1 Reply Latest reply: Mar 20, 2014 2:17 AM by Franck Pachot RSS

    Parallelizing data loads



      My company is purchasing an Exadata appliance with 8 nodes for an Online Inquiry application i.e. primary access is account id; each account has one or more transactions. I am the design architect and am new to Exadata even though I have lots of experience with Oracle RAC from some years ago.

      Some years ago, In tIn order to fully use all the nodes for parallelization, I remember Oracle best practices once created a metadata table with each row in the table storing an account id range. This metadata table was first used to auto generate the CREATE TABLE partition specs for RANGE on account id. The second use of this metadata table was as follows: For a data loading job, this same table was also read by the middle tier to spawn threads across all the nodes. Each loading thread was directed to load one and only one partition. Say the cluster was 5 nodes and we had 200 account id range partitions. 200/5 = 40 partitions per node. So the middle directs 40 threads per node, each thread loads a single range partition taken from the metadata table. This approach fully paralleizes across all the nodes in the cluster and since each thread loads a single partition there is no contention between two threads.


      Does current Exadata make all the above work unnecessary?  For example for a daily load can I load a stage table with daily data and execute a simpel INSERT AS SELECT statement and have EXADATA do all the smarts to parallelize across all the nodes?

      Question 2:

      Is Exadata smart enough to try achieve thread to partition affinity i.e. will it pay attention to the number of partitions  and make these kind of decisions 200 partititions / 5 nodes = 40 partitions and auto set the degree of parallelism accordingly?  What Oracle manual and/or any white papers can I read to avoid all the manual coding at the middle tier that we used to do years ago as descriobed above?



      Willing to learn

        • 1. Re: Parallelizing data loads
          Franck Pachot



          Exadata or not, Partitioning and Parallel DML is the way to do that automatically.

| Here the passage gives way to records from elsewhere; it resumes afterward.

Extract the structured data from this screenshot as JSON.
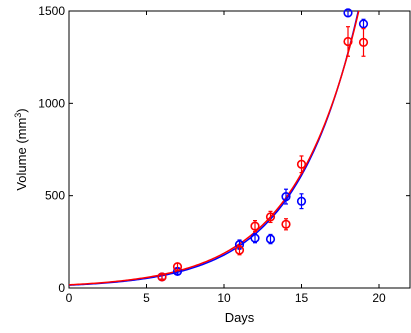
{
  "chart_data": {
    "type": "scatter",
    "title": "",
    "xlabel": "Days",
    "ylabel": "Volume (mm",
    "ylabel_superscript": "3",
    "ylabel_close": ")",
    "xlim": [
      0,
      22
    ],
    "ylim": [
      0,
      1500
    ],
    "xticks": [
      0,
      5,
      10,
      15,
      20
    ],
    "yticks": [
      0,
      500,
      1000,
      1500
    ],
    "xtick_labels": [
      "0",
      "5",
      "10",
      "15",
      "20"
    ],
    "ytick_labels": [
      "0",
      "500",
      "1000",
      "1500"
    ],
    "grid": false,
    "legend": "none",
    "series": [
      {
        "color": "#0000ff",
        "marker": "open-circle",
        "points": [
          {
            "x": 6,
            "y": 60,
            "err": 12
          },
          {
            "x": 7,
            "y": 90,
            "err": 15
          },
          {
            "x": 11,
            "y": 235,
            "err": 25
          },
          {
            "x": 12,
            "y": 270,
            "err": 25
          },
          {
            "x": 13,
            "y": 265,
            "err": 25
          },
          {
            "x": 14,
            "y": 495,
            "err": 40
          },
          {
            "x": 15,
            "y": 470,
            "err": 40
          },
          {
            "x": 18,
            "y": 1490,
            "err": 20
          },
          {
            "x": 19,
            "y": 1430,
            "err": 25
          }
        ],
        "fit": {
          "model": "exponential",
          "a": 15.3,
          "b": 0.2457,
          "x_start": 0
        }
      },
      {
        "color": "#ff0000",
        "marker": "open-circle",
        "points": [
          {
            "x": 6,
            "y": 60,
            "err": 12
          },
          {
            "x": 7,
            "y": 115,
            "err": 20
          },
          {
            "x": 11,
            "y": 205,
            "err": 25
          },
          {
            "x": 12,
            "y": 335,
            "err": 30
          },
          {
            "x": 13,
            "y": 385,
            "err": 30
          },
          {
            "x": 14,
            "y": 345,
            "err": 30
          },
          {
            "x": 15,
            "y": 670,
            "err": 45
          },
          {
            "x": 18,
            "y": 1335,
            "err": 80
          },
          {
            "x": 19,
            "y": 1330,
            "err": 75
          }
        ],
        "fit": {
          "model": "exponential",
          "a": 17.3,
          "b": 0.2387,
          "x_start": 0
        }
      }
    ]
  }
}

          What I understand is that you needed your metadata table in order to add the 'partition' clause to the insert clause in order to lock only the partition when you insert in direct path. is that right ? Then Parallel DML should do that automatically. Well I've done that kind of insert as select in parallel both in non exadata RAC and in Exadata, and it scales well.


          Exadata will add the startscan feature for the SELECT part, and that's usually very good as you don't need all the rows/columns.

          Question 2 is also not related to Exadata, not even RAC. If you're doing parallel insert, then each parallel process will insert in its own segment (partition).


          About auto DOP, take care on Exadata because parallel_degree_policy=AUTO enables also in-memory parallel query, which you may not want on Exadata.